Des procédures disciplinaires d'une ampleur inédite

Il y avait bien eu ce prof de l'IUT de Figeac, établissement rattaché à l'UT2, suspendu en 2017 pendant un an pour avoir pris l'habitude de convoquer ses étudiantes à 21 heures, de les "faire travailler nuit et jour" pour "épouser le rythme de l'entreprise" et de leur envoyer nuitamment des sms particulièrement salaces.

Mais depuis quelques mois, les procédures lancées connaissent une ampleur inédite. Pas moins d'un bibliothécaire et de quatre enseignants, accusés de violences sexistes ou sexuelles et de harcèlement, ont eux aussi été suspendus à l'UT2.

Sauf dans le cas d'un éminent chercheur en sociologie du CNRS chargé d'enseignement, soupçonné de poursuivre les garçons jusque dans les toilettes et de visionner des vidéos pornographiques, il s'agit d'hommes, accusés de s'en prendre aux étudiantes ou à leurs collègues femmes.

Tous sont présumés innocents et tous contestent les faits qui leur sont reprochés. Le bibliothécaire, soupçonné d'agresser sexuellement ses collègues et les étudiantes, a tout de même été exclu. Il a fait appel.

Un lecteur d'anglais aurait forcé des étudiantes à l'embrasser et leur aurait envoyé des messages très insistants. Il a été remercié.


Une quinzaine d'étudiantes témoignent de harcèlement moral ou sexuel de la part de deux professeurs en Arts Plastiques

Dernière affaire en date, au mois de mai, deux professeurs du département Arts Plastiques ont été suspendus. Une commission disciplinaire instruit le dossier de ces deux enseignants, qui dispensaient régulièrement leurs cours ensemble, et dans lequel une quinzaine d'étudiantes les accusent de harcèlement moral et sexuel. Nous avons rencontré trois de ces étudiantes.

L'une d'entre elle raconte que l'étude de la sexualité, voire de la pornographie, dans l'Art était un prétexte pour explorer la vie intime et sexuelle des étudiantes. "On m'a demandé de raconter mon histoire intime, mes ébats sexuels avec mon copain", assure-t-elle.

Une autre décrit des regards insistants par dessus l'épaule, ou un visage qui s'approche d'un peu trop près.

Il est aussi question de fesses touchées par l'intermédiaire d'une pomme, lors de ..."pratiques performatives" (exercices artistiques souvent basés sur le corps entrepris par une ou plusieurs personnes).

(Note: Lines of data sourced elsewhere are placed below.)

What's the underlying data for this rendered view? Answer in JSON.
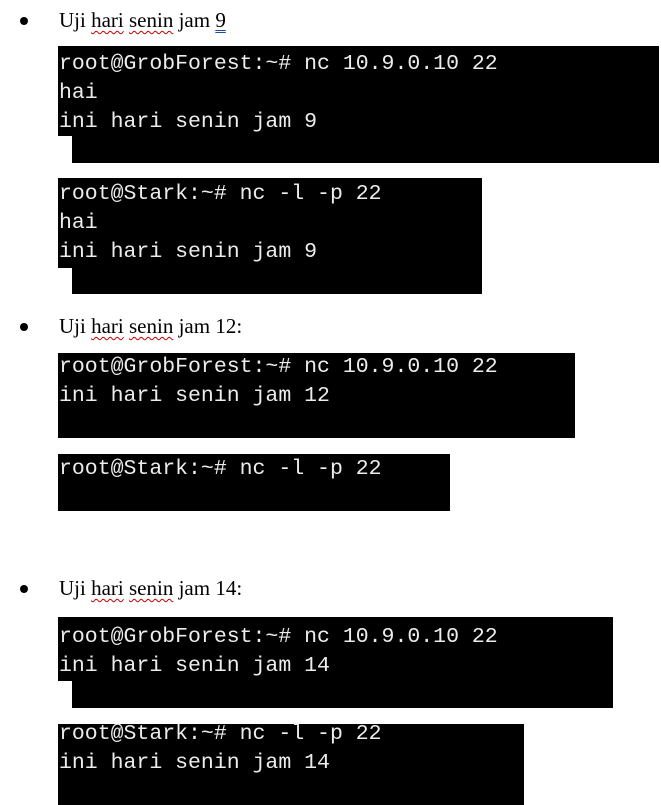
{
  "sections": [
    {
      "bullet_prefix": "Uji ",
      "bullet_word1": "hari",
      "bullet_space": " ",
      "bullet_word2": "senin",
      "bullet_mid": " jam ",
      "bullet_tail": "9",
      "client_terminal": [
        "root@GrobForest:~# nc 10.9.0.10 22",
        "hai",
        "ini hari senin jam 9"
      ],
      "server_terminal": [
        "root@Stark:~# nc -l -p 22",
        "hai",
        "ini hari senin jam 9"
      ]
    },
    {
      "bullet_prefix": "Uji ",
      "bullet_word1": "hari",
      "bullet_space": " ",
      "bullet_word2": "senin",
      "bullet_mid": " jam ",
      "bullet_tail": "12:",
      "client_terminal": [
        "root@GrobForest:~# nc 10.9.0.10 22",
        "ini hari senin jam 12"
      ],
      "server_terminal": [
        "root@Stark:~# nc -l -p 22"
      ]
    },
    {
      "bullet_prefix": "Uji ",
      "bullet_word1": "hari",
      "bullet_space": " ",
      "bullet_word2": "senin",
      "bullet_mid": " jam ",
      "bullet_tail": "14:",
      "client_terminal": [
        "root@GrobForest:~# nc 10.9.0.10 22",
        "ini hari senin jam 14"
      ],
      "server_terminal": [
        "root@Stark:~# nc -l -p 22",
        "ini hari senin jam 14"
      ]
    }
  ]
}
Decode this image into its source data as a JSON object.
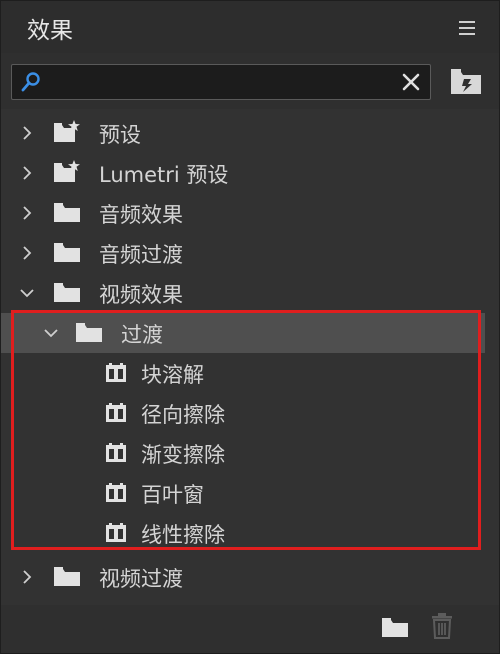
{
  "panel": {
    "title": "效果",
    "menu_icon": "hamburger-menu-icon"
  },
  "search": {
    "value": "",
    "placeholder": "",
    "icon": "search-icon",
    "clear_icon": "close-icon",
    "new_bin_icon": "new-custom-bin-icon"
  },
  "tree": {
    "items": [
      {
        "label": "预设",
        "level": 0,
        "expanded": false,
        "type": "preset-folder"
      },
      {
        "label": "Lumetri 预设",
        "level": 0,
        "expanded": false,
        "type": "preset-folder"
      },
      {
        "label": "音频效果",
        "level": 0,
        "expanded": false,
        "type": "folder"
      },
      {
        "label": "音频过渡",
        "level": 0,
        "expanded": false,
        "type": "folder"
      },
      {
        "label": "视频效果",
        "level": 0,
        "expanded": true,
        "type": "folder"
      },
      {
        "label": "过渡",
        "level": 1,
        "expanded": true,
        "type": "folder",
        "selected": true
      },
      {
        "label": "块溶解",
        "level": 2,
        "type": "effect"
      },
      {
        "label": "径向擦除",
        "level": 2,
        "type": "effect"
      },
      {
        "label": "渐变擦除",
        "level": 2,
        "type": "effect"
      },
      {
        "label": "百叶窗",
        "level": 2,
        "type": "effect"
      },
      {
        "label": "线性擦除",
        "level": 2,
        "type": "effect"
      },
      {
        "label": "视频过渡",
        "level": 0,
        "expanded": false,
        "type": "folder"
      }
    ]
  },
  "footer": {
    "new_bin_icon": "new-folder-icon",
    "trash_icon": "trash-icon"
  },
  "colors": {
    "panel_bg": "#323232",
    "selected_row": "#4f4f4f",
    "highlight_border": "#e01e1e",
    "search_icon": "#3b8fe6"
  }
}
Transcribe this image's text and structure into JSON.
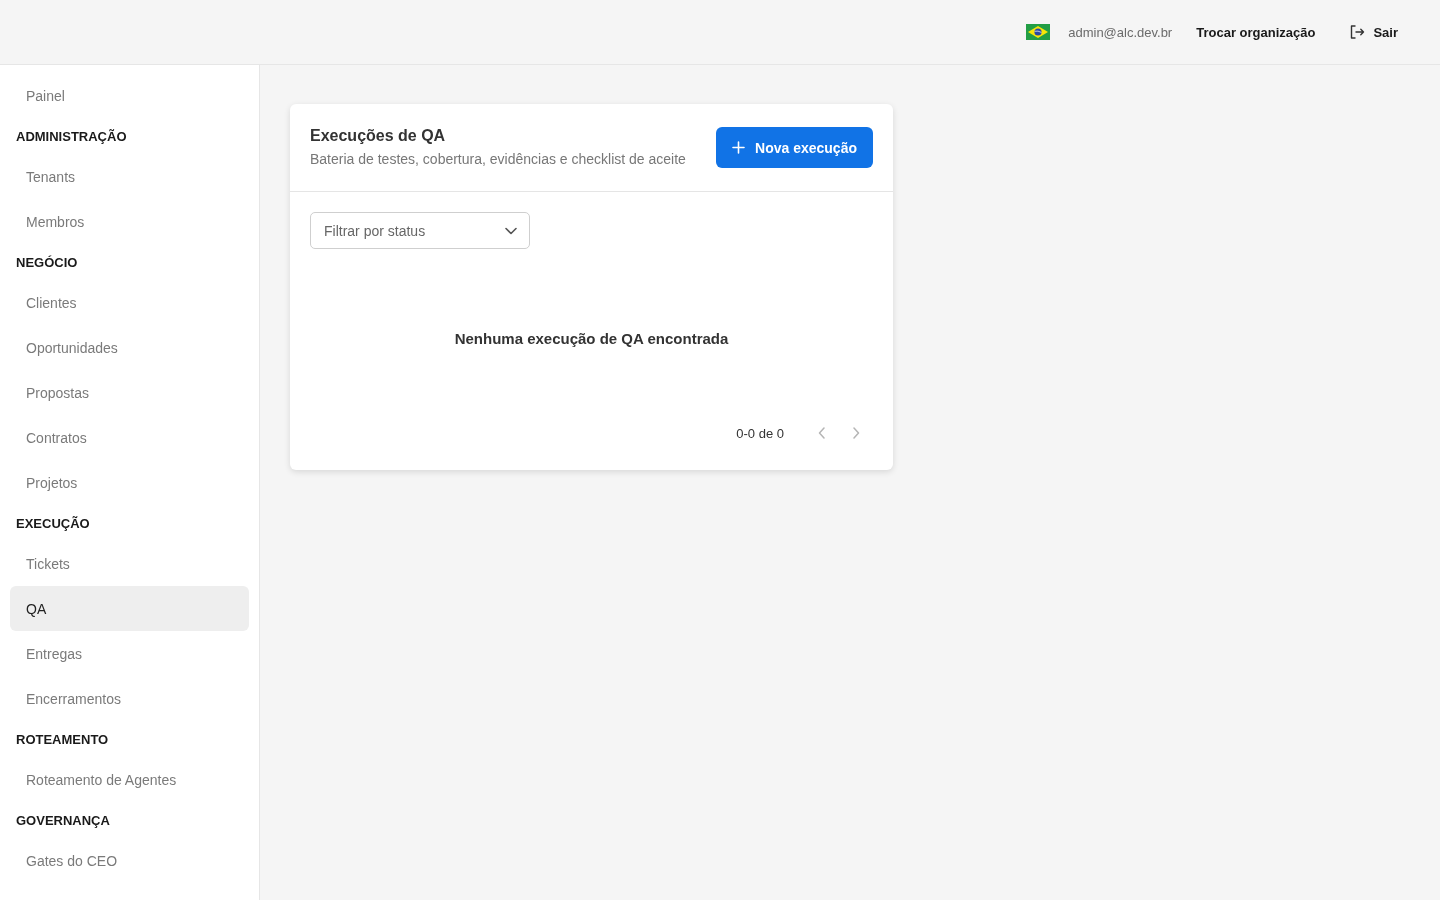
{
  "header": {
    "email": "admin@alc.dev.br",
    "actions": [
      {
        "label": "Trocar organização",
        "kind": "text"
      },
      {
        "label": "Sair",
        "kind": "logout"
      }
    ]
  },
  "sidebar": {
    "sections": [
      {
        "items": [
          {
            "label": "Painel",
            "selected": false
          }
        ]
      },
      {
        "title": "ADMINISTRAÇÃO",
        "items": [
          {
            "label": "Tenants",
            "selected": false
          },
          {
            "label": "Membros",
            "selected": false
          }
        ]
      },
      {
        "title": "NEGÓCIO",
        "items": [
          {
            "label": "Clientes",
            "selected": false
          },
          {
            "label": "Oportunidades",
            "selected": false
          },
          {
            "label": "Propostas",
            "selected": false
          },
          {
            "label": "Contratos",
            "selected": false
          },
          {
            "label": "Projetos",
            "selected": false
          }
        ]
      },
      {
        "title": "EXECUÇÃO",
        "items": [
          {
            "label": "Tickets",
            "selected": false
          },
          {
            "label": "QA",
            "selected": true
          },
          {
            "label": "Entregas",
            "selected": false
          },
          {
            "label": "Encerramentos",
            "selected": false
          }
        ]
      },
      {
        "title": "ROTEAMENTO",
        "items": [
          {
            "label": "Roteamento de Agentes",
            "selected": false
          }
        ]
      },
      {
        "title": "GOVERNANÇA",
        "items": [
          {
            "label": "Gates do CEO",
            "selected": false
          }
        ]
      }
    ]
  },
  "panel": {
    "title": "Execuções de QA",
    "subtitle": "Bateria de testes, cobertura, evidências e checklist de aceite",
    "primary_button": "Nova execução",
    "filter": {
      "placeholder": "Filtrar por status"
    },
    "empty_message": "Nenhuma execução de QA encontrada",
    "pagination": {
      "range": "0-0 de 0",
      "prev_disabled": true,
      "next_disabled": true
    }
  }
}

Des consignes auraient aussi été données aux étudiants pour sexualiser ces exercices : "tiens, tu pourrais lui caresser l'épaule, lui soulever la jupe".

En "cours de performance", témoigne encore une étudiante, je portais un bermuda et au bout d'une demi-heure du travail que je présentais, je n'ai eu droit pour seul commentaire devant 40 autres étudiants qu'à : "vous avez de belles jambes". Une autre affirme que l'un des deux professeurs lui aurait proposé de l'accompagner sur une plage naturiste où il aurait ses habitudes. 

Florilège non exhaustif d'accusations portées dans ce dossier :

Sans cesse, il fallait parler de notre vie personnelle. On était notées sur ça, et on se pliait aux consignes parce que derrière, il y avait notre licence. Je me suis sentie humiliée, utilisée comme un objet. J'avais l'impression de me faire martyriser par un grand enfant. On n'avait plus envie d'apprendre. On avait peur de se mettre en scène comme des animaux. Celles et ceux qui les faisaient rire obtenaient des 19. Il essayait de sexualiser notre relation. J'ai éloigné cette sexualisation et il est devenu très violent. Je ne suis plus allée en cours, j'avais peur, peur de le voir, peur de le croiser. Nous avions cette horrible impression que plus nous montrions notre corps et notre intimité lors des performances, plus la note était élevée.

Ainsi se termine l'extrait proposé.